In this week that marks the 75th anniversary of the devastating surprise attack on Pearl Harbor, I talk with Pulitzer Prize-winning journalist Steve Twomey. His new book “Countdown to Pearl Harbor: The 12 Days to the Attack” is an eye-opening look at the mistakes, misconceptions and miscommunications that prevented U.S. forces from recognizing that the American fleet harbored at Pearl Harbor would be the target of a massive Japanese attack.
Every day when I come into my office at GPB, I see a framed newspaper behind my desk that reminds me of the impact the stunning news of the attack had on the American people, who never thought the Japanese had the skills or resources to deal us such a horrific blow.

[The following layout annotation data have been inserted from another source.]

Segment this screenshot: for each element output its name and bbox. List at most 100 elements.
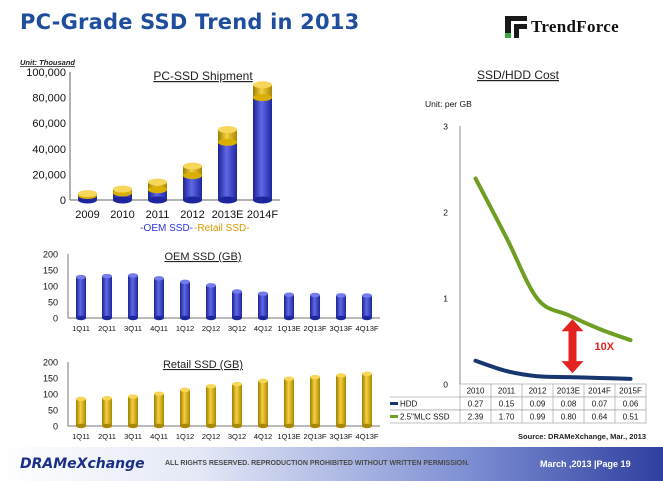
- bar: [154, 278, 164, 318]
- bar-base: [232, 423, 242, 429]
- bar-top: [232, 289, 242, 294]
- bar-oem-retail-seam: [183, 172, 202, 180]
- bar-retail-ssd-top: [78, 190, 97, 198]
- x-tick-label: 3Q13F: [330, 324, 353, 333]
- y-tick-label: 100: [43, 282, 58, 292]
- x-tick-label: 3Q11: [124, 324, 142, 333]
- bar-base: [102, 315, 112, 321]
- gap-arrow-icon: [561, 319, 584, 374]
- bar-top: [102, 395, 112, 401]
- chart-title: Retail SSD (GB): [163, 359, 243, 371]
- bar-top: [336, 373, 346, 378]
- x-tick-label: 1Q12: [176, 324, 194, 333]
- x-tick-label: 2013E: [557, 387, 580, 396]
- bar-top: [284, 292, 294, 297]
- oem-ssd-chart: OEM SSD (GB) 0 50 100 150 200 1Q11 2Q11 3Q11 4Q11…: [43, 250, 380, 333]
- bar-top: [154, 391, 164, 396]
- bar-retail-ssd-top: [148, 178, 167, 186]
- bar-top: [76, 274, 86, 280]
- data-label: 0.51: [623, 413, 639, 422]
- y-tick-label: 60,000: [32, 118, 66, 130]
- bar-retail-ssd: [253, 84, 272, 98]
- legend-oem-ssd: -OEM SSD-: [140, 223, 193, 234]
- footer-page-number: March ,2013 |Page 19: [540, 459, 631, 469]
- bar: [76, 277, 86, 318]
- legend-series-name: 2.5"MLC SSD: [400, 413, 450, 422]
- x-tick-label: 2011: [146, 209, 170, 221]
- bar: [232, 291, 242, 318]
- bar-oem-ssd: [218, 142, 237, 200]
- bar-top: [336, 293, 346, 298]
- bar-retail-ssd: [183, 166, 202, 176]
- bar-base: [128, 315, 138, 321]
- bar-base: [206, 423, 216, 429]
- y-tick-label: 100: [43, 390, 58, 400]
- series-line-ssd: [473, 176, 633, 343]
- bar-oem-retail-seam: [218, 138, 237, 146]
- bar-top: [258, 291, 268, 296]
- bar-top: [362, 293, 372, 298]
- bar-top: [232, 381, 242, 387]
- y-tick-label: 20,000: [32, 169, 66, 181]
- bar-top: [284, 376, 294, 381]
- x-tick-label: 2015F: [619, 387, 642, 396]
- table-row: [390, 409, 647, 424]
- bar-top: [76, 396, 86, 401]
- y-tick-label: 50: [48, 298, 58, 308]
- chart-title: SSD/HDD Cost: [477, 68, 560, 82]
- table-row: [390, 396, 647, 411]
- bar-base: [336, 315, 346, 321]
- bar-top: [362, 371, 372, 377]
- bar: [284, 294, 294, 318]
- bar-base: [310, 315, 320, 321]
- bar-oem-ssd-base: [183, 196, 202, 204]
- footer-copyright: ALL RIGHTS RESERVED. REPRODUCTION PROHIB…: [165, 460, 470, 467]
- y-tick-label: 1: [443, 294, 448, 304]
- x-tick-label: 3Q13F: [330, 432, 353, 441]
- y-tick-label: 0: [53, 314, 58, 324]
- data-label: 0.15: [499, 400, 515, 409]
- unit-label: Unit: Thousand: [20, 58, 75, 67]
- bar: [284, 378, 294, 426]
- bar: [310, 294, 320, 318]
- bar-oem-ssd-base: [113, 196, 132, 204]
- bar-top: [154, 276, 164, 281]
- bar-top: [128, 394, 138, 399]
- x-tick-label: 2011: [498, 387, 516, 396]
- data-label: 0.09: [530, 400, 546, 409]
- bar-base: [128, 423, 138, 429]
- chart-title: OEM SSD (GB): [164, 251, 241, 263]
- bar-retail-ssd-top: [218, 126, 237, 134]
- bar-base: [180, 315, 190, 321]
- x-tick-label: 4Q13F: [356, 324, 379, 333]
- bar-top: [206, 283, 216, 288]
- y-tick-label: 80,000: [32, 93, 66, 105]
- legend-series-name: HDD: [400, 400, 418, 409]
- x-tick-label: 2Q12: [202, 432, 220, 441]
- data-label: 0.99: [530, 413, 546, 422]
- x-tick-label: 2Q11: [98, 324, 116, 333]
- chart-title: PC-SSD Shipment: [153, 69, 253, 83]
- data-label: 0.07: [592, 400, 608, 409]
- y-tick-label: 0: [443, 380, 448, 390]
- y-tick-label: 200: [43, 358, 58, 368]
- bar-top: [310, 374, 320, 380]
- x-tick-label: 3Q12: [228, 432, 246, 441]
- data-label: 0.80: [561, 413, 577, 422]
- y-tick-label: 40,000: [32, 144, 66, 156]
- x-tick-label: 1Q11: [72, 432, 90, 441]
- bar-base: [336, 423, 346, 429]
- retail-ssd-chart: Retail SSD (GB) 0 50 100 150 200 1Q11 2Q11 3Q11 4…: [43, 358, 380, 441]
- bar-oem-retail-seam: [148, 186, 167, 194]
- bar-base: [284, 423, 294, 429]
- x-tick-label: 2Q12: [202, 324, 220, 333]
- x-tick-label: 3Q11: [124, 432, 142, 441]
- bar: [128, 275, 138, 318]
- bar-base: [76, 315, 86, 321]
- bar: [310, 377, 320, 426]
- bar-base: [102, 423, 112, 429]
- bar-oem-ssd: [113, 192, 132, 200]
- bar-retail-ssd-top: [183, 162, 202, 170]
- bar-oem-ssd: [148, 189, 167, 200]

My father was a newspaper junkie. For decades, he saved the front pages of newspapers reporting some of the most important stories of the 20th Century. I have four of those newspapers hanging behind my desk, including the Chicago Sun’s front page reporting on the Pearl Harbor attack. When I look at that front page and realize that every story is about Pearl Harbor, it reminds me of how history can change at a moment’s notice. Suddenly, on December 8, 1941, the only news that mattered was that the United States was about to enter a world war. Steve’s book makes it clear that there was little chance we could have avoided war with Japan, but had our intelligence services and military commanders read the signals more clearly, we might have avoided the terrible loss of life at Pearl Harbor on that Day of Infamy.

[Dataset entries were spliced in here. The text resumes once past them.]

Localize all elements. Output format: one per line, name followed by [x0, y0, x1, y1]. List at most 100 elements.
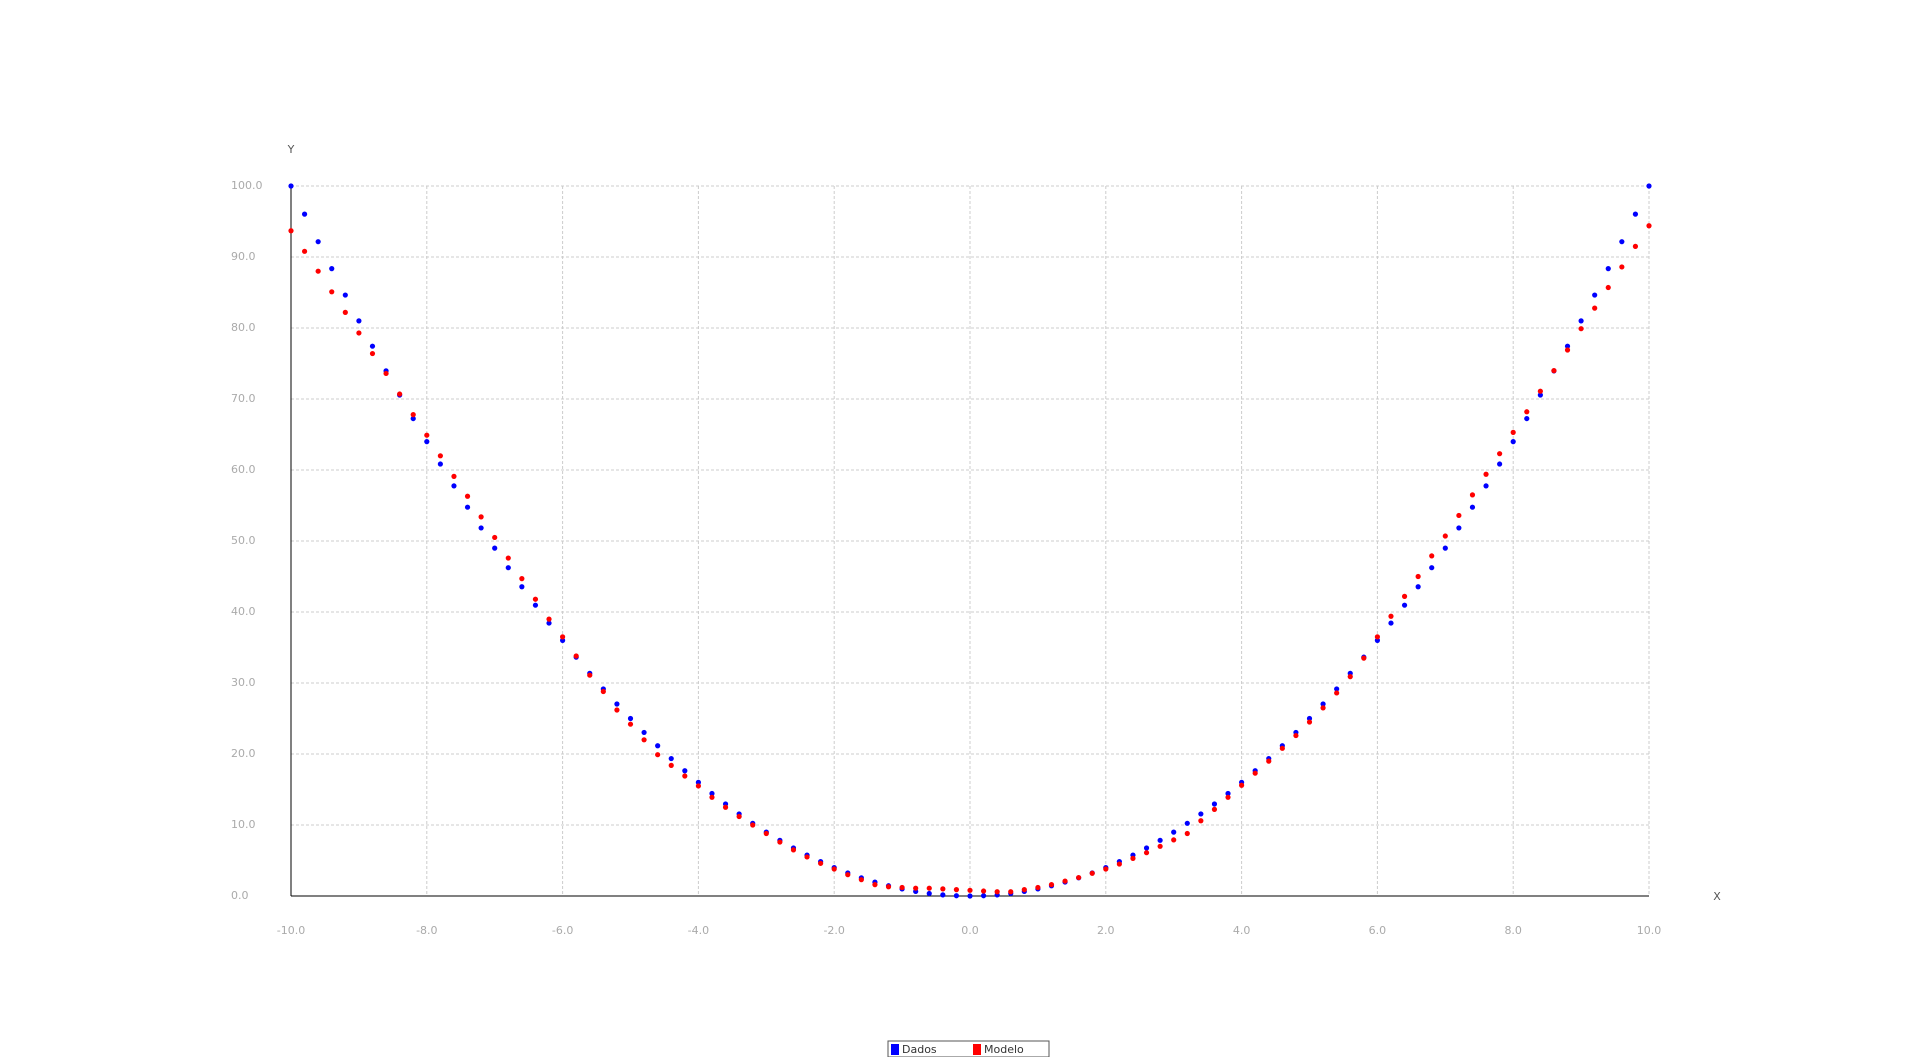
point — [1103, 866, 1109, 872]
y-tick-label: 40.0 — [231, 605, 256, 618]
point — [1510, 439, 1516, 445]
point — [301, 211, 308, 217]
point — [967, 893, 973, 899]
point — [1008, 889, 1014, 895]
point — [1564, 347, 1571, 353]
point — [1062, 878, 1068, 884]
point — [410, 412, 416, 418]
y-tick-label: 90.0 — [231, 250, 256, 263]
point — [1537, 388, 1543, 394]
point — [1388, 620, 1394, 626]
point — [899, 884, 905, 891]
point — [1198, 811, 1204, 817]
point — [1143, 850, 1150, 856]
point — [424, 439, 430, 445]
x-tick-label: -10.0 — [277, 924, 305, 937]
point — [804, 854, 810, 860]
point — [356, 330, 362, 336]
point — [1537, 392, 1543, 398]
point — [288, 228, 294, 234]
point — [1225, 790, 1231, 797]
point — [1252, 770, 1258, 776]
point — [790, 847, 797, 853]
point — [1320, 705, 1326, 711]
point — [492, 534, 498, 541]
point — [1361, 655, 1367, 661]
point — [1578, 326, 1584, 332]
point — [627, 721, 634, 727]
point — [845, 872, 851, 878]
point — [1388, 613, 1394, 619]
point — [1334, 690, 1340, 696]
point — [994, 889, 1000, 895]
point — [1592, 305, 1598, 311]
x-tick-label: 2.0 — [1097, 924, 1115, 937]
point — [587, 672, 593, 678]
y-tick-label: 0.0 — [231, 889, 249, 902]
y-tick-label: 80.0 — [231, 321, 256, 334]
point — [301, 248, 308, 254]
x-tick-label: 4.0 — [1233, 924, 1251, 937]
point — [940, 886, 946, 892]
point — [655, 752, 661, 758]
point — [546, 616, 552, 622]
point — [288, 183, 294, 189]
point — [953, 887, 960, 893]
x-tick-label: -2.0 — [823, 924, 844, 937]
x-tick-label: 6.0 — [1369, 924, 1387, 937]
point — [1619, 239, 1625, 245]
y-tick-label: 100.0 — [231, 179, 263, 192]
point — [1415, 584, 1421, 590]
point — [1143, 845, 1150, 851]
point — [1401, 602, 1408, 608]
point — [1347, 674, 1353, 680]
y-tick-label: 20.0 — [231, 747, 256, 760]
point — [682, 773, 688, 779]
legend-box — [887, 1040, 1050, 1057]
point — [532, 596, 539, 602]
point — [1198, 818, 1204, 824]
point — [1211, 806, 1218, 812]
point — [818, 860, 824, 866]
point — [858, 877, 864, 883]
point — [668, 762, 674, 768]
point — [722, 804, 729, 810]
point — [1497, 451, 1503, 457]
point — [641, 737, 647, 743]
y-axis-title: Y — [287, 143, 295, 156]
y-tick-label: 30.0 — [231, 676, 256, 689]
point — [1456, 525, 1462, 531]
y-tick-label: 60.0 — [231, 463, 256, 476]
point — [1157, 837, 1163, 843]
point — [397, 391, 403, 397]
point — [437, 461, 443, 467]
point — [1510, 429, 1516, 435]
point — [519, 584, 525, 590]
point — [668, 755, 674, 762]
point — [1035, 884, 1041, 891]
point — [655, 743, 661, 749]
point — [492, 545, 498, 551]
x-tick-label: 10.0 — [1637, 924, 1662, 937]
point — [1483, 483, 1489, 489]
point — [451, 483, 457, 489]
point — [1469, 492, 1476, 498]
point — [342, 292, 348, 298]
x-tick-label: 0.0 — [961, 924, 979, 937]
point — [980, 888, 987, 894]
point — [1605, 284, 1611, 291]
point — [641, 729, 647, 736]
point — [736, 813, 742, 820]
point — [315, 268, 321, 274]
point — [885, 884, 892, 890]
y-tick-label: 50.0 — [231, 534, 256, 547]
point — [953, 893, 960, 899]
point — [424, 432, 430, 438]
point — [451, 473, 457, 479]
legend-swatch — [973, 1044, 981, 1055]
point — [329, 289, 335, 295]
point — [369, 350, 376, 357]
point — [1211, 801, 1218, 807]
point — [1021, 887, 1027, 893]
x-tick-label: -6.0 — [552, 924, 573, 937]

By the way, the other three front pages in my office are:
The Chicago Daily News front page of Thursday, April 12, 1945, announcing the death of President Franklin Roosevelt;
The Friday, November 22, 1963 edition of the Chicago American reporting on the assassination of JFK;
And the Friday, September 1, 1939 front page of the Cleveland Plain Dealer (dad’s hometown newspaper) reporting on the Nazi invasion of Poland.